Josef Pokluda, de l'agence pragoise Poksound, que la partie américaine avait contacté avec la demande d'engager 44 musiciens pour le ballet Roméo et Juliette et 25 pour le ballet Casse-Noisette, a dit au journal Lidove noviny que la liste était complète, en refusant cependant de publier les noms. Les réactions houleuses que l'affaire a provoquées au-delà de l'Atlantique l'ont surpris. Il refuse l'idée que les musiciens tchèques soient des briseurs de grève. Or, il admet que derrière l'intérêt pour les musiciens tchèques, il y a des raisons économiques. Les artistes tchèques, dont les qualités sont très élevées, ne sont pas aussi chers que leurs collègues américains. Par sa décision de les engager, le management du ballet économisera 149 000 dollars.
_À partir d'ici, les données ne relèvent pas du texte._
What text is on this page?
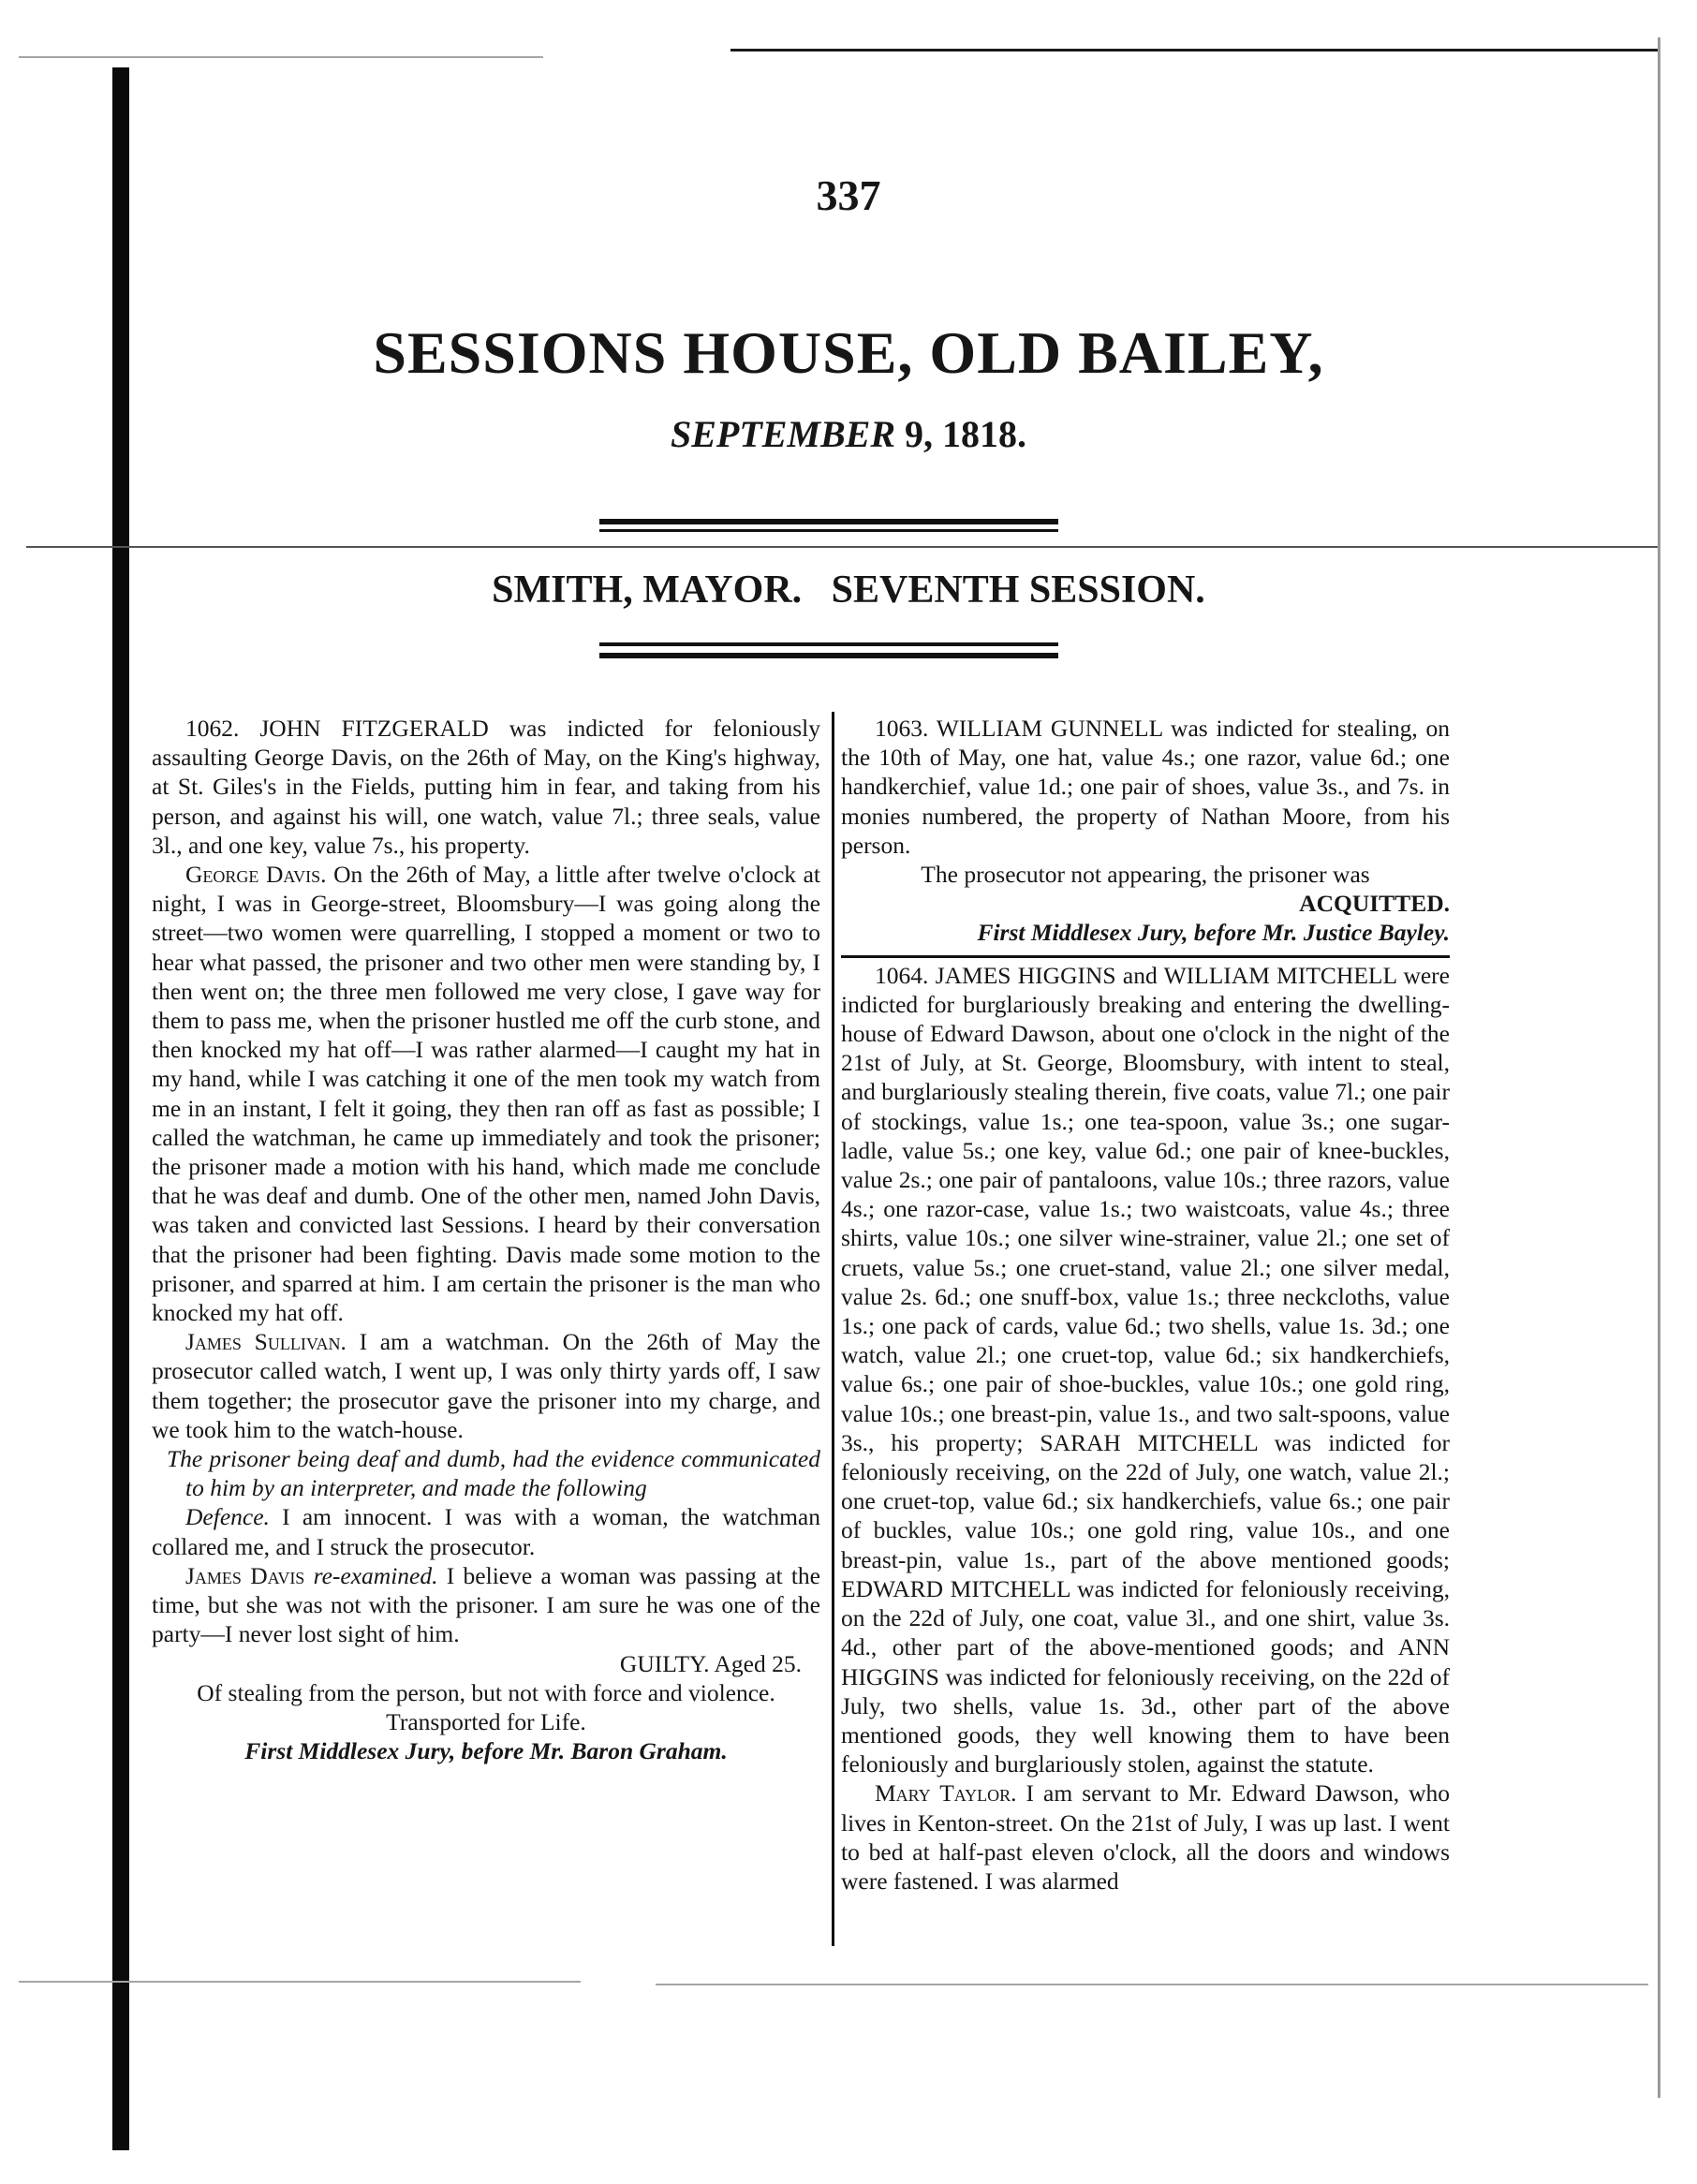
337
SESSIONS HOUSE, OLD BAILEY,
SEPTEMBER 9, 1818.
SMITH, MAYOR.   SEVENTH SESSION.

1062. JOHN FITZGERALD was indicted for feloniously assaulting George Davis, on the 26th of May, on the King's highway, at St. Giles's in the Fields, putting him in fear, and taking from his person, and against his will, one watch, value 7l.; three seals, value 3l., and one key, value 7s., his property.

George Davis. On the 26th of May, a little after twelve o'clock at night, I was in George-street, Bloomsbury—I was going along the street—two women were quarrelling, I stopped a moment or two to hear what passed, the prisoner and two other men were standing by, I then went on; the three men followed me very close, I gave way for them to pass me, when the prisoner hustled me off the curb stone, and then knocked my hat off—I was rather alarmed—I caught my hat in my hand, while I was catching it one of the men took my watch from me in an instant, I felt it going, they then ran off as fast as possible; I called the watchman, he came up immediately and took the prisoner; the prisoner made a motion with his hand, which made me conclude that he was deaf and dumb. One of the other men, named John Davis, was taken and convicted last Sessions. I heard by their conversation that the prisoner had been fighting. Davis made some motion to the prisoner, and sparred at him. I am certain the prisoner is the man who knocked my hat off.

James Sullivan. I am a watchman. On the 26th of May the prosecutor called watch, I went up, I was only thirty yards off, I saw them together; the prosecutor gave the prisoner into my charge, and we took him to the watch-house.

The prisoner being deaf and dumb, had the evidence communicated to him by an interpreter, and made the following

Defence. I am innocent. I was with a woman, the watchman collared me, and I struck the prosecutor.

James Davis re-examined. I believe a woman was passing at the time, but she was not with the prisoner. I am sure he was one of the party—I never lost sight of him.

GUILTY. Aged 25.

Of stealing from the person, but not with force and violence.

Transported for Life.

First Middlesex Jury, before Mr. Baron Graham.

1063. WILLIAM GUNNELL was indicted for stealing, on the 10th of May, one hat, value 4s.; one razor, value 6d.; one handkerchief, value 1d.; one pair of shoes, value 3s., and 7s. in monies numbered, the property of Nathan Moore, from his person.

The prosecutor not appearing, the prisoner was

ACQUITTED.

First Middlesex Jury, before Mr. Justice Bayley.

1064. JAMES HIGGINS and WILLIAM MITCHELL were indicted for burglariously breaking and entering the dwelling-house of Edward Dawson, about one o'clock in the night of the 21st of July, at St. George, Bloomsbury, with intent to steal, and burglariously stealing therein, five coats, value 7l.; one pair of stockings, value 1s.; one tea-spoon, value 3s.; one sugar-ladle, value 5s.; one key, value 6d.; one pair of knee-buckles, value 2s.; one pair of pantaloons, value 10s.; three razors, value 4s.; one razor-case, value 1s.; two waistcoats, value 4s.; three shirts, value 10s.; one silver wine-strainer, value 2l.; one set of cruets, value 5s.; one cruet-stand, value 2l.; one silver medal, value 2s. 6d.; one snuff-box, value 1s.; three neckcloths, value 1s.; one pack of cards, value 6d.; two shells, value 1s. 3d.; one watch, value 2l.; one cruet-top, value 6d.; six handkerchiefs, value 6s.; one pair of shoe-buckles, value 10s.; one gold ring, value 10s.; one breast-pin, value 1s., and two salt-spoons, value 3s., his property; SARAH MITCHELL was indicted for feloniously receiving, on the 22d of July, one watch, value 2l.; one cruet-top, value 6d.; six handkerchiefs, value 6s.; one pair of buckles, value 10s.; one gold ring, value 10s., and one breast-pin, value 1s., part of the above mentioned goods; EDWARD MITCHELL was indicted for feloniously receiving, on the 22d of July, one coat, value 3l., and one shirt, value 3s. 4d., other part of the above-mentioned goods; and ANN HIGGINS was indicted for feloniously receiving, on the 22d of July, two shells, value 1s. 3d., other part of the above mentioned goods, they well knowing them to have been feloniously and burglariously stolen, against the statute.

Mary Taylor. I am servant to Mr. Edward Dawson, who lives in Kenton-street. On the 21st of July, I was up last. I went to bed at half-past eleven o'clock, all the doors and windows were fastened. I was alarmed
A la question de savoir si le départ de musiciens tchèques aux Etats-Unis ne menace pas le programme des scènes de ballet tchèque, le chef du ballet du Théâtre national de Brno, Zdenek Prokes, donne une réponse négative: l'agence Poksound choisissait par individus, non pas par troupes tout entières. Pas de départ massif des ensembles tels que la Philharmonie tchèque, souligne-t-il.